En tanto, cosa para nada menor, los medios de comunicación que responden, directa o indirectamente, a la lógica e intereses de EE.UU. redoblan las campañas más sutiles y las más burdas: desprestigiando gobiernos y organizaciones de masas que no se arrodillan. Una labor que se conoce como el paso de antesala a las demoliciones y saqueos de recursos naturales -gas, petróleo, minerales, agua, territorios-. O sea: lo hecho en Yugoslavia, hace unos años, en lo que fuera, quizás, una de las más claras evidencias de la aplicación de la teoría del descuartizamiento. De eso se trata. De crear las condiciones previas, incluidos los bloqueos intermitentes que desgasten parcial y selectivamente, a diferencia del sistemático, interminable y criminal aplicado contra Cuba desde hace cerca de cincuenta años.
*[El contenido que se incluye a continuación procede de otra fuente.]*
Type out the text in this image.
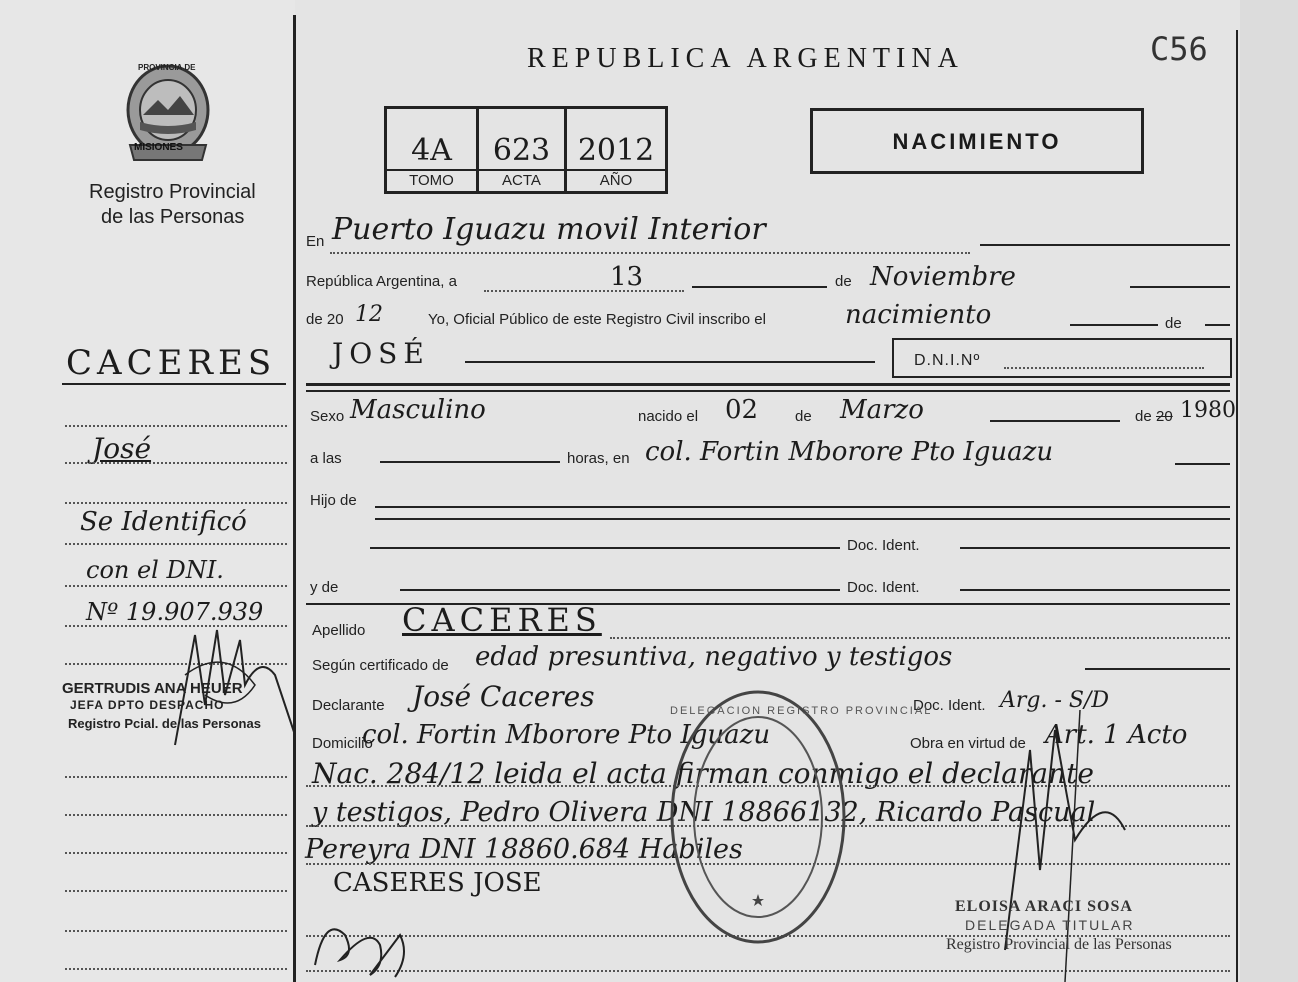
PROVINCIA DE
MISIONES
Registro Provincial
de las Personas
REPUBLICA ARGENTINA	C56
4A	623 2012
TOMO	ACTA	AÑO
NACIMIENTO
CACERES
José
Se Identificó
con el DNI.
Nº 19.907.939
GERTRUDIS ANA HEUER
JEFA DPTO DESPACHO
Registro Pcial. de las Personas
En Puerto Iguazu movil Interior
República Argentina, a	13	de Noviembre
de 20 12	Yo, Oficial Público de este Registro Civil inscribo el	nacimiento	de
JOSÉ	D.N.I.Nº
Sexo Masculino	nacido el 02 de Marzo	de 20 1980
a las	horas, en col. Fortin Mborore Pto Iguazu
Hijo de
Doc. Ident.
y de	Doc. Ident.
Apellido CACERES
Según certificado de edad presuntiva, negativo y testigos
Declarante José Caceres	Doc. Ident. Arg. - S/D
Domicilio
col. Fortin Mborore Pto Iguazu	Obra en virtud de Art. 1 Acto
Nac. 284/12 leida el acta firman conmigo el declarante
y testigos, Pedro Olivera DNI 18866132, Ricardo Pascual
Pereyra DNI 18860.684 Habiles
CASERES JOSE
DELEGACION REGISTRO PROVINCIAL
ELOISA ARACI SOSA
DELEGADA TITULAR
Registro Provincial de las Personas
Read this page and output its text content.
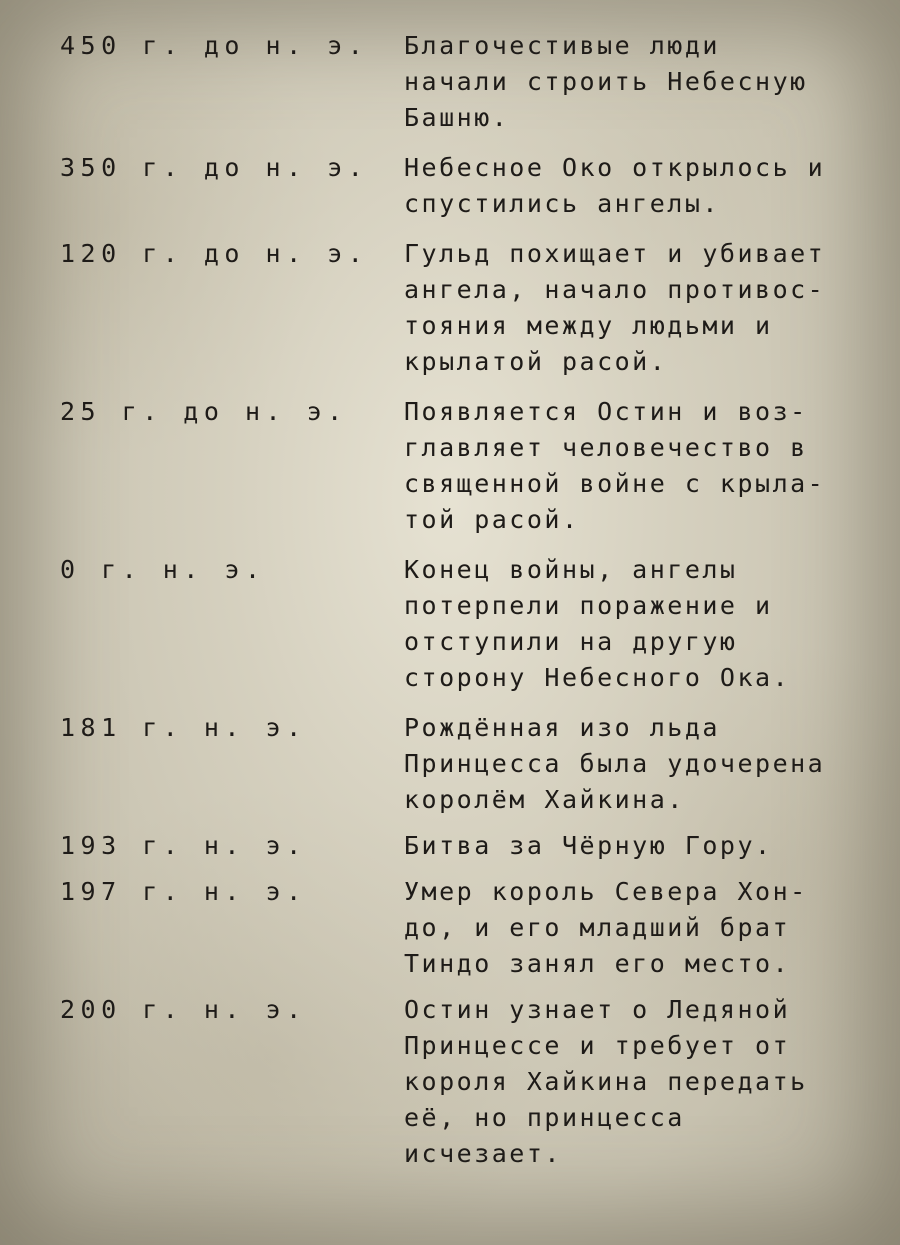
450 г. до н. э.	Благочестивые люди
начали строить Небесную
Башню.
350 г. до н. э.	Небесное Око открылось и
спустились ангелы.
120 г. до н. э.	Гульд похищает и убивает
ангела, начало противос-
тояния между людьми и
крылатой расой.
25 г. до н. э.	Появляется Остин и воз-
главляет человечество в
священной войне с крыла-
той расой.
0 г. н. э.	Конец войны, ангелы
потерпели поражение и
отступили на другую
сторону Небесного Ока.
181 г. н. э.	Рождённая изо льда
Принцесса была удочерена
королём Хайкина.
193 г. н. э.	Битва за Чёрную Гору.
197 г. н. э.	Умер король Севера Хон-
до, и его младший брат
Тиндо занял его место.
200 г. н. э.	Остин узнает о Ледяной
Принцессе и требует от
короля Хайкина передать
её, но принцесса
исчезает.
De los tiempos de la obediencia debida al Consenso de Washington, a estos días de discursos y actitudes sin mordazas, hay un trecho: lo suficientemente importante como para no regresar al pasado y, por los retos frente al poder ciego, sumamente difícil de transitar hacia el futuro. Al pretendido gendarme del mundo lo incomoda que, a pesar de su voracidad y ferocidad, se haya extendido el lenguaje de la multilateralidad. Eso, que no es sencillo y tiene sus bemoles al interior de la lucha intercapitalista, se da de patadas con el proyecto de dominación integral que Estados Unidos -halcones y palomas- se reservaba para el presente siglo.
En el documental que, referido a Salvador Allende, pasara el canal «Encuentro», casi a la medianoche del jueves 11 de septiembre, las mujeres y hombres que dieron testimonio, se mostraban serenos. Dolidos y dignos. Quien cerró las entrevistas fue un señor mayor, sepulturero. Aquí -señalando con un dedo- fue enterrado Allende, dijo. Y palabras más o menos, ganado por la emoción, agregó que él, como millones de personas, lo habían votado para presidente. Una manera de hacerse cargo de la historia, enfrentándose a las cámaras y a los largos miedos con que los Pinochet y los Kissinger llegaron a penetrar hasta los huesos a la sociedad chilena por décadas.
A la misma hora, de ese jueves 11 de septiembre, en su llamado a la cordura, Evo Morales convocó, sin miedos, a defender la soberanía y a luchar por la defensa de un proyecto de país enfrentado a quinientos años de ultraje.
El autor es Presidente de la Federación Latinoamericana de Periodistas (FELAP).